Magazin Beitrag

Ein neues Zeitalter

Wie sich alles Unveränderliche ändert

Die Demokratie, so blökt mancher Optimist, habe in Baden-Württemberg einen fulminanten Sieg eingefahren. Die ganze Pracht solcherlei zuversichtlicher Äußerungen entfaltet sich vor einem Hintergrund, der bedenklich stimmt: 58 Jahre hat dort die Union geherrscht; 58 Jahre voller Skandale und Liederlichkeiten, Verfilzungen und Protektionen; angefangen bei Ministerpräsidenten, die entweder relativ harmloses NSDAP-Mitglied waren, bis zu solchen, die in Hitler-Deutschland Unrecht sprachen.

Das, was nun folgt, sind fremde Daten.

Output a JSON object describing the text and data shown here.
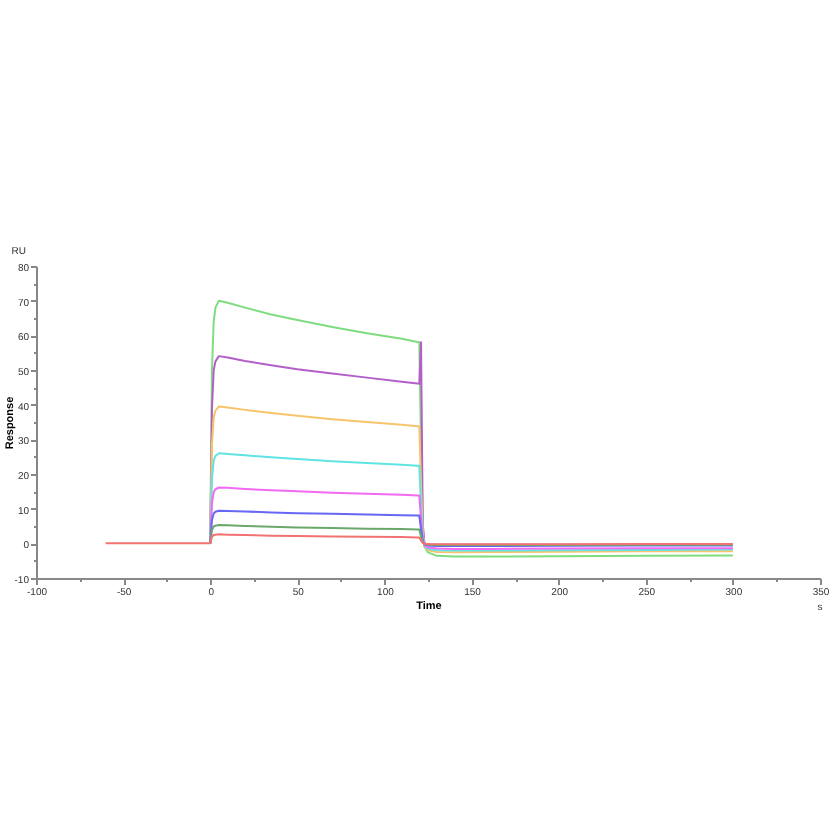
{
  "chart_data": {
    "type": "line",
    "xlabel": "Time",
    "ylabel": "Response",
    "annotations": [
      "RU",
      "s"
    ],
    "x": [
      -60,
      -1,
      0,
      1,
      2,
      3,
      5,
      10,
      20,
      35,
      50,
      70,
      90,
      110,
      119,
      120,
      121,
      122,
      123,
      125,
      130,
      140,
      160,
      200,
      250,
      300
    ],
    "xlim": [
      -100,
      350
    ],
    "xticks": [
      -100,
      {
        "value": -75,
        "label": null
      },
      -50,
      {
        "value": -25,
        "label": null
      },
      0,
      {
        "value": 25,
        "label": null
      },
      50,
      {
        "value": 75,
        "label": null
      },
      100,
      {
        "value": 125,
        "label": null
      },
      150,
      {
        "value": 175,
        "label": null
      },
      200,
      {
        "value": 225,
        "label": null
      },
      250,
      {
        "value": 275,
        "label": null
      },
      300,
      {
        "value": 325,
        "label": null
      },
      350
    ],
    "ylim": [
      -10,
      80
    ],
    "yticks": [
      -10,
      {
        "value": -5,
        "label": null
      },
      0,
      {
        "value": 5,
        "label": null
      },
      10,
      {
        "value": 15,
        "label": null
      },
      20,
      {
        "value": 25,
        "label": null
      },
      30,
      {
        "value": 35,
        "label": null
      },
      40,
      {
        "value": 45,
        "label": null
      },
      50,
      {
        "value": 55,
        "label": null
      },
      60,
      {
        "value": 65,
        "label": null
      },
      70,
      {
        "value": 75,
        "label": null
      },
      80
    ],
    "series": [
      {
        "color": "#7fdc7f",
        "values": [
          null,
          null,
          0,
          50,
          64,
          68,
          70,
          69.4,
          68,
          66,
          64.4,
          62.4,
          60.6,
          59,
          58.1,
          58,
          29,
          6,
          -1,
          -2.6,
          -3.6,
          -3.8,
          -3.8,
          -3.7,
          -3.6,
          -3.5
        ]
      },
      {
        "color": "#b25fc9",
        "values": [
          null,
          null,
          0,
          39,
          50,
          52.5,
          54,
          53.6,
          52.6,
          51.4,
          50.2,
          49,
          47.8,
          46.6,
          46.1,
          46,
          58,
          5,
          0,
          -0.3,
          -0.4,
          -0.4,
          -0.4,
          -0.4,
          -0.4,
          -0.4
        ]
      },
      {
        "color": "#f7c46c",
        "values": [
          null,
          null,
          0,
          28.5,
          36.3,
          38.3,
          39.5,
          39.2,
          38.5,
          37.6,
          36.8,
          35.8,
          35,
          34.2,
          33.8,
          33.7,
          17,
          3,
          -1,
          -2,
          -2.5,
          -2.6,
          -2.5,
          -2.4,
          -2.3,
          -2.3
        ]
      },
      {
        "color": "#5fe3e3",
        "values": [
          null,
          null,
          0,
          18.7,
          23.9,
          25.2,
          26,
          25.8,
          25.4,
          24.8,
          24.3,
          23.7,
          23.2,
          22.7,
          22.4,
          22.4,
          11,
          2,
          -0.8,
          -1.6,
          -2,
          -2.1,
          -2.1,
          -2,
          -1.9,
          -1.8
        ]
      },
      {
        "color": "#f26af2",
        "values": [
          null,
          null,
          0,
          11.6,
          14.8,
          15.6,
          16.1,
          16,
          15.7,
          15.3,
          15,
          14.6,
          14.3,
          14,
          13.8,
          13.8,
          7,
          1.2,
          -0.6,
          -1.2,
          -1.5,
          -1.6,
          -1.6,
          -1.5,
          -1.4,
          -1.4
        ]
      },
      {
        "color": "#6767f5",
        "values": [
          null,
          null,
          0,
          6.8,
          8.6,
          9.1,
          9.4,
          9.3,
          9.2,
          8.9,
          8.7,
          8.5,
          8.3,
          8.1,
          8,
          8,
          4,
          0.6,
          -0.3,
          -0.6,
          -0.8,
          -0.8,
          -0.8,
          -0.7,
          -0.6,
          -0.6
        ]
      },
      {
        "color": "#6aa86a",
        "values": [
          null,
          null,
          0,
          3.8,
          4.9,
          5.1,
          5.3,
          5.2,
          5,
          4.8,
          4.6,
          4.4,
          4.2,
          4.1,
          4,
          4,
          2,
          0.3,
          -0.2,
          -0.4,
          -0.5,
          -0.5,
          -0.5,
          -0.5,
          -0.4,
          -0.4
        ]
      },
      {
        "color": "#f27272",
        "values": [
          0,
          0,
          0,
          1.9,
          2.4,
          2.5,
          2.6,
          2.5,
          2.4,
          2.2,
          2.1,
          2,
          1.9,
          1.8,
          1.7,
          1.7,
          0.8,
          0.1,
          -0.1,
          -0.2,
          -0.3,
          -0.3,
          -0.3,
          -0.3,
          -0.2,
          -0.2
        ]
      }
    ]
  }
}
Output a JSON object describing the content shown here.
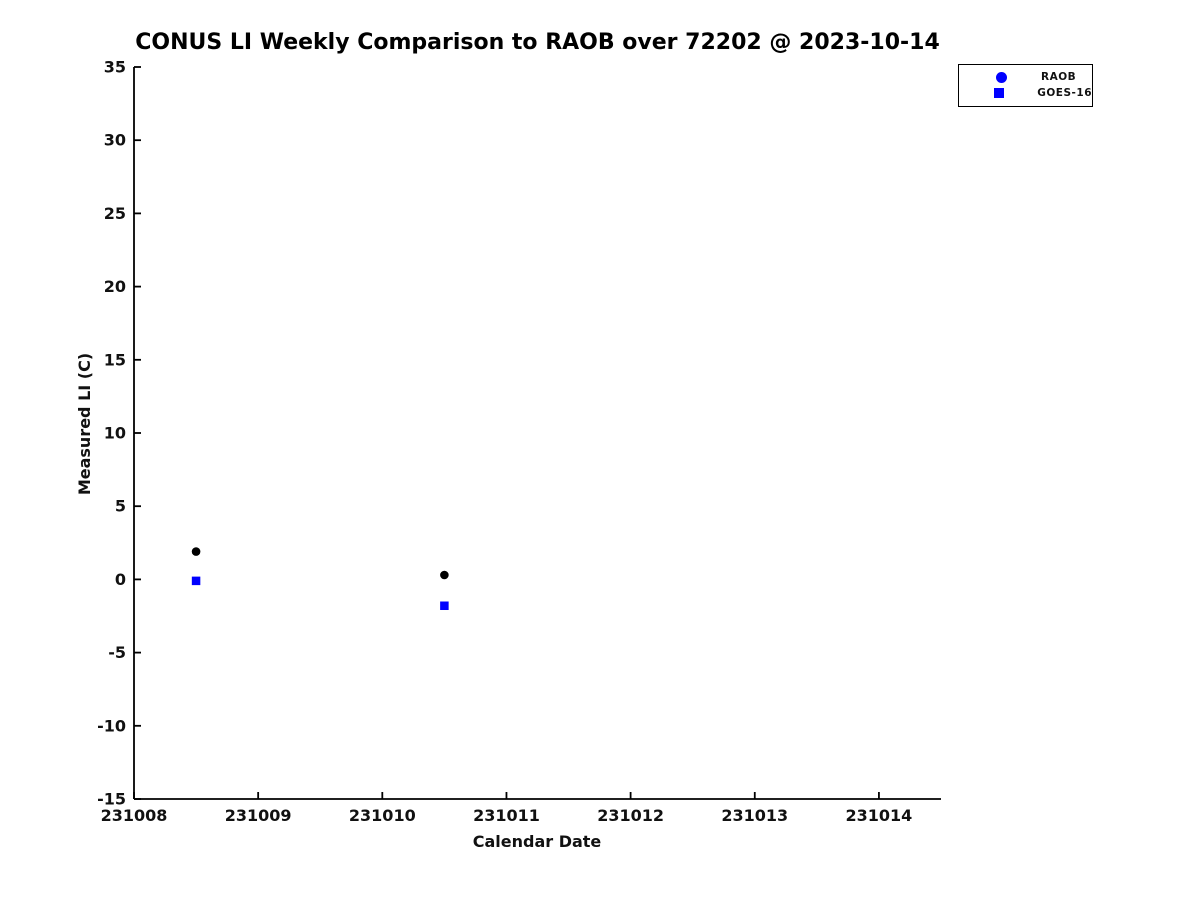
{
  "chart_data": {
    "type": "scatter",
    "title": "CONUS LI Weekly Comparison to RAOB over 72202 @ 2023-10-14",
    "xlabel": "Calendar Date",
    "ylabel": "Measured LI (C)",
    "xlim": [
      231008,
      231014.5
    ],
    "ylim": [
      -15,
      35
    ],
    "xticks": [
      231008,
      231009,
      231010,
      231011,
      231012,
      231013,
      231014
    ],
    "yticks": [
      -15,
      -10,
      -5,
      0,
      5,
      10,
      15,
      20,
      25,
      30,
      35
    ],
    "grid": false,
    "legend_position": "top-right",
    "series": [
      {
        "name": "RAOB",
        "marker": "circle",
        "point_color": "#000000",
        "legend_marker_color": "#0000ff",
        "x": [
          231008.5,
          231010.5
        ],
        "y": [
          1.9,
          0.3
        ]
      },
      {
        "name": "GOES-16",
        "marker": "square",
        "point_color": "#0000ff",
        "legend_marker_color": "#0000ff",
        "x": [
          231008.5,
          231010.5
        ],
        "y": [
          -0.1,
          -1.8
        ]
      }
    ]
  },
  "colors": {
    "axis": "#000000",
    "text": "#111111",
    "background": "#ffffff",
    "series_blue": "#0000ff"
  }
}
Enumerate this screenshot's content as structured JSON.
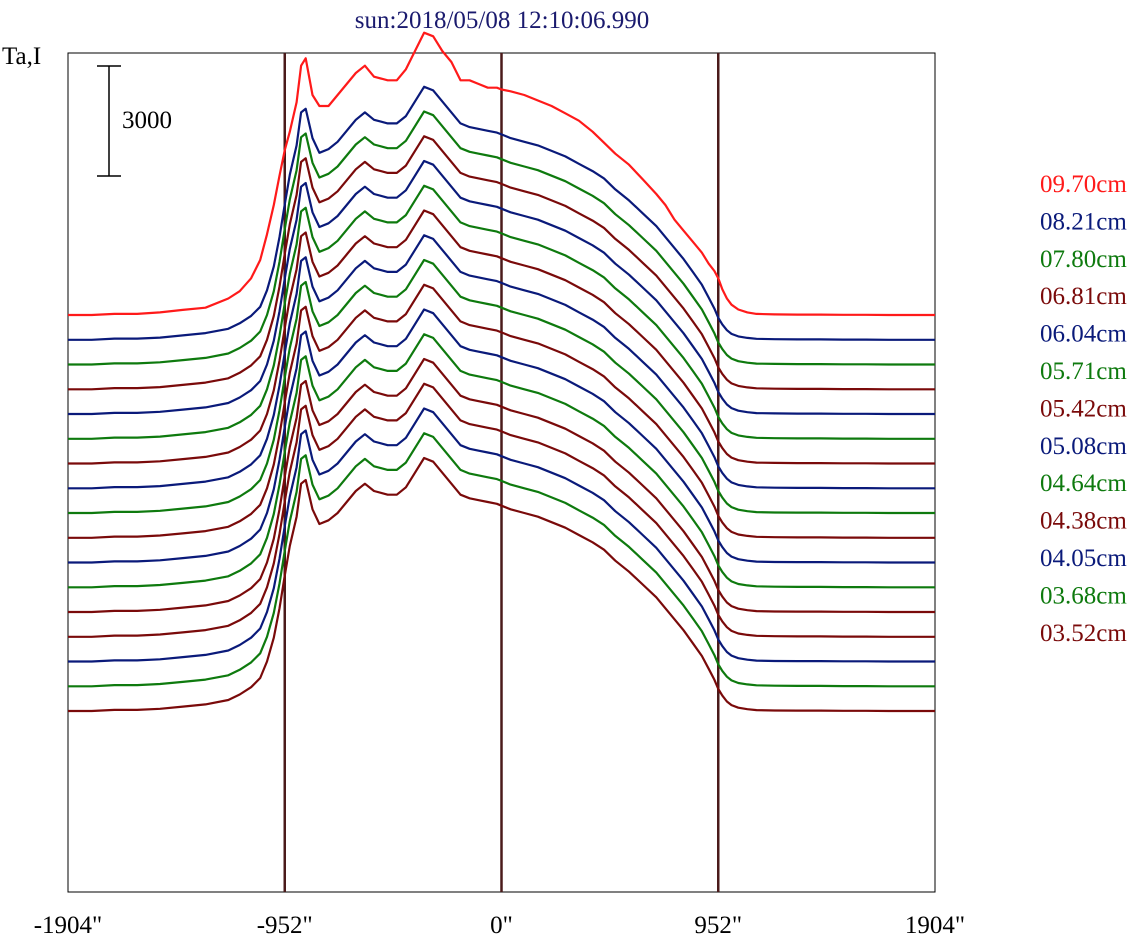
{
  "chart_data": {
    "type": "line",
    "title": "sun:2018/05/08 12:10:06.990",
    "ylabel": "Ta,I",
    "x_tick_labels": [
      "-1904\"",
      "-952\"",
      "0\"",
      "952\"",
      "1904\""
    ],
    "x_ticks": [
      -1904,
      -952,
      0,
      952,
      1904
    ],
    "xlim": [
      -1904,
      1904
    ],
    "vertical_lines": [
      -952,
      0,
      952
    ],
    "scale_bar_label": "3000",
    "scale_bar_value": 3000,
    "grid": false,
    "legend_position": "right",
    "colors": {
      "red": "#ff1a1a",
      "blue": "#0a1a7a",
      "green": "#0e7a0e",
      "brown": "#7a0a0a",
      "title": "#1a1a6e",
      "guide": "#4a1a1a"
    },
    "profile_x": [
      -1904,
      -1800,
      -1700,
      -1600,
      -1500,
      -1400,
      -1300,
      -1200,
      -1150,
      -1100,
      -1060,
      -1030,
      -1000,
      -975,
      -952,
      -930,
      -900,
      -880,
      -860,
      -830,
      -800,
      -760,
      -720,
      -680,
      -640,
      -600,
      -560,
      -500,
      -460,
      -420,
      -380,
      -340,
      -300,
      -260,
      -220,
      -180,
      -140,
      -100,
      -60,
      -20,
      0,
      40,
      100,
      160,
      220,
      280,
      340,
      400,
      450,
      500,
      560,
      620,
      680,
      720,
      760,
      800,
      840,
      880,
      910,
      935,
      952,
      970,
      990,
      1010,
      1040,
      1080,
      1120,
      1200,
      1300,
      1400,
      1500,
      1600,
      1700,
      1800,
      1904
    ],
    "profile_red": [
      0,
      0,
      30,
      30,
      70,
      140,
      200,
      450,
      650,
      1000,
      1500,
      2200,
      3000,
      3800,
      4500,
      5000,
      5800,
      6800,
      7000,
      6000,
      5700,
      5700,
      6000,
      6300,
      6600,
      6800,
      6500,
      6400,
      6400,
      6700,
      7200,
      7700,
      7600,
      7200,
      6900,
      6400,
      6400,
      6300,
      6200,
      6200,
      6150,
      6100,
      6000,
      5850,
      5700,
      5500,
      5300,
      5000,
      4700,
      4400,
      4100,
      3700,
      3300,
      3000,
      2600,
      2300,
      2000,
      1700,
      1400,
      1200,
      1000,
      700,
      450,
      280,
      150,
      70,
      30,
      15,
      10,
      10,
      5,
      5,
      0,
      0,
      0
    ],
    "profile_other": [
      0,
      0,
      30,
      30,
      60,
      120,
      180,
      300,
      450,
      650,
      900,
      1350,
      2000,
      2800,
      3700,
      4500,
      5300,
      6200,
      6300,
      5500,
      5100,
      5200,
      5400,
      5700,
      6000,
      6200,
      6000,
      5900,
      5900,
      6100,
      6500,
      6900,
      6800,
      6500,
      6200,
      5900,
      5800,
      5750,
      5700,
      5650,
      5600,
      5500,
      5400,
      5300,
      5150,
      5000,
      4800,
      4600,
      4400,
      4100,
      3800,
      3450,
      3100,
      2800,
      2500,
      2200,
      1850,
      1500,
      1150,
      850,
      600,
      420,
      260,
      160,
      90,
      50,
      25,
      15,
      10,
      10,
      5,
      5,
      0,
      0,
      0
    ],
    "series": [
      {
        "name": "09.70cm",
        "color": "#ff1a1a",
        "offset": 0,
        "profile": "red"
      },
      {
        "name": "08.21cm",
        "color": "#0a1a7a",
        "offset": -675,
        "profile": "other"
      },
      {
        "name": "07.80cm",
        "color": "#0e7a0e",
        "offset": -1350,
        "profile": "other"
      },
      {
        "name": "06.81cm",
        "color": "#7a0a0a",
        "offset": -2025,
        "profile": "other"
      },
      {
        "name": "06.04cm",
        "color": "#0a1a7a",
        "offset": -2700,
        "profile": "other"
      },
      {
        "name": "05.71cm",
        "color": "#0e7a0e",
        "offset": -3375,
        "profile": "other"
      },
      {
        "name": "05.42cm",
        "color": "#7a0a0a",
        "offset": -4050,
        "profile": "other"
      },
      {
        "name": "05.08cm",
        "color": "#0a1a7a",
        "offset": -4725,
        "profile": "other"
      },
      {
        "name": "04.64cm",
        "color": "#0e7a0e",
        "offset": -5400,
        "profile": "other"
      },
      {
        "name": "04.38cm",
        "color": "#7a0a0a",
        "offset": -6075,
        "profile": "other"
      },
      {
        "name": "04.05cm",
        "color": "#0a1a7a",
        "offset": -6750,
        "profile": "other"
      },
      {
        "name": "03.68cm",
        "color": "#0e7a0e",
        "offset": -7425,
        "profile": "other"
      },
      {
        "name": "03.52cm",
        "color": "#7a0a0a",
        "offset": -8100,
        "profile": "other"
      },
      {
        "name": "",
        "color": "#7a0a0a",
        "offset": -8775,
        "profile": "other"
      },
      {
        "name": "",
        "color": "#0a1a7a",
        "offset": -9450,
        "profile": "other"
      },
      {
        "name": "",
        "color": "#0e7a0e",
        "offset": -10125,
        "profile": "other"
      },
      {
        "name": "",
        "color": "#7a0a0a",
        "offset": -10800,
        "profile": "other"
      }
    ]
  }
}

Dazwischen immer wieder Filz, Schiebung, Bestechlichkeit und korruptes Zuschustern von Aufträgen an Kameraden aus der Wirtschaft - Stuttgart 21 war da nicht mal der Gipfel, es war nur der letzte Akt in einem jahrzehntelang konservierten Milieu aus Freundschaftsdienst und Kumpanei, Reaktion und Revisionismus (man erinnere sich nur an Oettingers Plädoyer für Filbinger).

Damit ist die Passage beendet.